New Babbage existiert, weil dieser Fehler nie vergessen wurde. Oder besser: weil man gezwungen ist, ihn nicht zu vergessen. Tag für Tag, Nacht für Nacht arbeiten zahlreiche Systeme gegen diesen Fehler an. Hinter jeder Wand, unter jedem Boden, in jedem konstanten Brummen der Heizung steckt dieselbe Wahrheit: Hier auf Microtech ist nichts selbstverständlich. Wärme nicht. Luft nicht. Ja vielleicht selbst die Zeit nicht. Der Planet toleriert keine Nachlässigkeit. Außerhalb der Schutzglasfassaden und Schleusen lauert der Tod - nicht aggressiv, sondern still und gleichgültig. Kalt und effizient.

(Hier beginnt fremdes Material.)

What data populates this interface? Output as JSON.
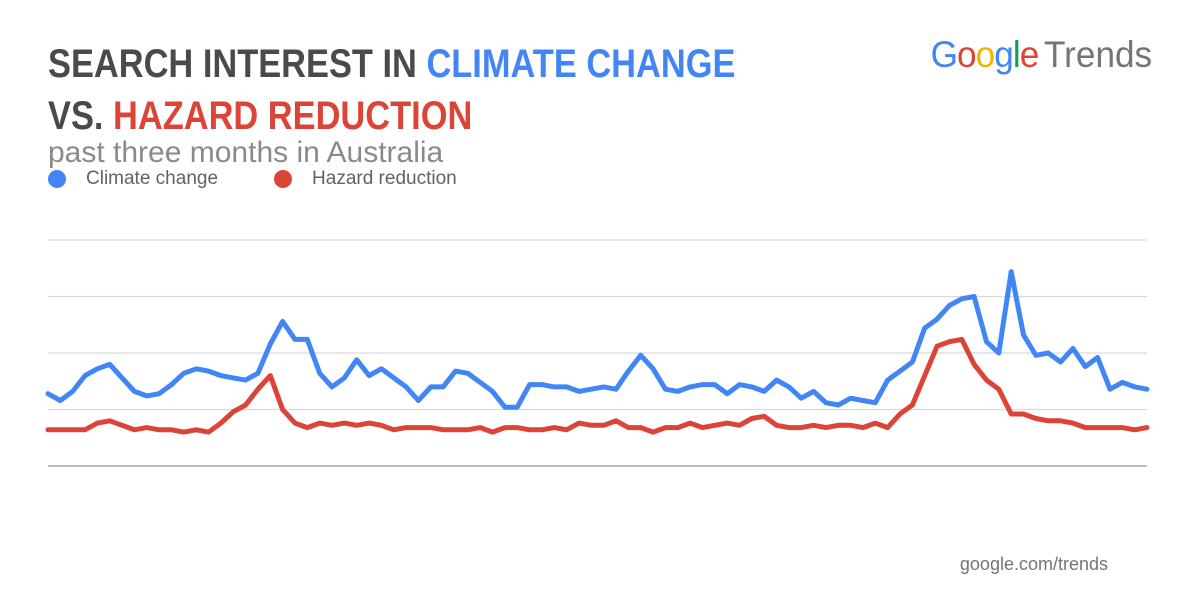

Obwohl Microtech wenig Raum für organisches Leben lässt, sehe ich in ihm trotzdem keinen feindseligen Planeten, sondern das Ergebnis menschlicher Handlungen. Ursache und Wirkung.
Eine meiner frühesten Erinnerungen sind die stetigen Hintergrundgeräusche der Stadt: das sonore Brummen der Heizungssysteme, das Zischen der Luftaufbereitung und das gedämpfte Summen der Energieverteilung. Ich empfand diese Geräusche nie als Lärm. Für viele waren sie nur Kulisse. Für mich hingegen der Puls der Stadt. Das Lebenszeichen einer Stadt, die sich selbst am Laufen hält. Vielleicht ist das übertrieben, aber so hat es sich für mich angefühlt. Wenn sich die Geräusche veränderten, galt es aufmerksam zu sein. So wurde es mir beigebracht. Wenn sie ausblieben und sich Stille ausbreitete, dann wurde es gefährlich...

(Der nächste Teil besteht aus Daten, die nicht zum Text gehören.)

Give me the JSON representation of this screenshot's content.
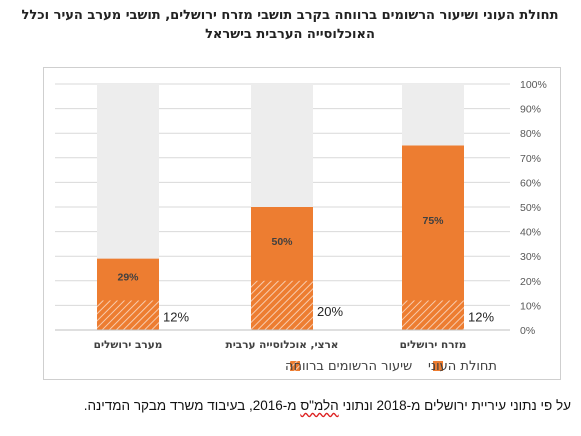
{
  "chart_data": {
    "type": "bar",
    "title": "תחולת העוני ושיעור הרשומים ברווחה בקרב תושבי מזרח ירושלים, תושבי מערב העיר וכלל האוכלוסייה הערבית בישראל",
    "categories": [
      "מערב ירושלים",
      "ארצי, אוכלוסייה ערבית",
      "מזרח ירושלים"
    ],
    "series": [
      {
        "name": "תחולת העוני",
        "values": [
          29,
          50,
          75
        ],
        "labels": [
          "29%",
          "50%",
          "75%"
        ],
        "color": "#ED7D31"
      },
      {
        "name": "שיעור הרשומים ברווחה",
        "values": [
          12,
          20,
          12
        ],
        "labels": [
          "12%",
          "20%",
          "12%"
        ],
        "color": "#F4B183"
      }
    ],
    "ylim": [
      0,
      100
    ],
    "yticks": [
      "0%",
      "10%",
      "20%",
      "30%",
      "40%",
      "50%",
      "60%",
      "70%",
      "80%",
      "90%",
      "100%"
    ],
    "background_color": "#EDEDED",
    "grid": true,
    "legend_position": "bottom"
  },
  "footnote": {
    "before": "על פי נתוני עיריית ירושלים מ-2018 ונתוני ",
    "squiggle": "הלמ\"ס",
    "after": " מ-2016, בעיבוד משרד מבקר המדינה."
  }
}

Ich kann mich noch gut erinnern, als während eines Schneesturms das Heizungssystem in unserem Bereich ausfiel. Mitten in der Nacht wurde ich schlagartig wach - nicht wegen eines Geräusches, sondern wegen seiner Abwesenheit. Kein Brummen und Summen. Stille. Ich verharrte noch eine Weile regungslos im Bett und lauschte angestrengt in die Dunkelheit, in der Hoffnung, dass die vertrauten Geräusche zurückkehrten. Doch das einzige, was ich hörte, war das leise Flüstern meiner Eltern. Die Kälte kroch langsam unter meine Bettdecke und ich fing an zu zittern. Meine Mutter setzte sich zu mir an die Bettkante, redete ruhig mit mir und erklärte mir die Situation, während sie mir meinen Thermoanzug, Handschuhe und eine Mütze anzog. "Für alle Fälle." sagte sie. Mein Vater sprach leise in sein Mobiglass. Kurze Sätze. Dann Pause. Die Zeit verging und ich dachte daran, wie kalt es draußen sein musste und fragte mich, wie lange es wohl dauerte, bis es hier drinnen genauso kalt ist. Als das Heizungssystem wieder ansprang, kehrte das vertraute Summen und Brummen langsam wieder zurück. Meine Eltern erklärten mir, dass es zu keinem Zeitpunkt wirklich gefährlich gewesen sei, da entsprechende Vorkehrungen getroffen waren. Seitdem ist Stille für mich kein Zeichen von Ruhe. Sie ist ein Warnsignal. Und sie lässt mich bis heute wach liegen, lange nachdem andere wieder schlafen können.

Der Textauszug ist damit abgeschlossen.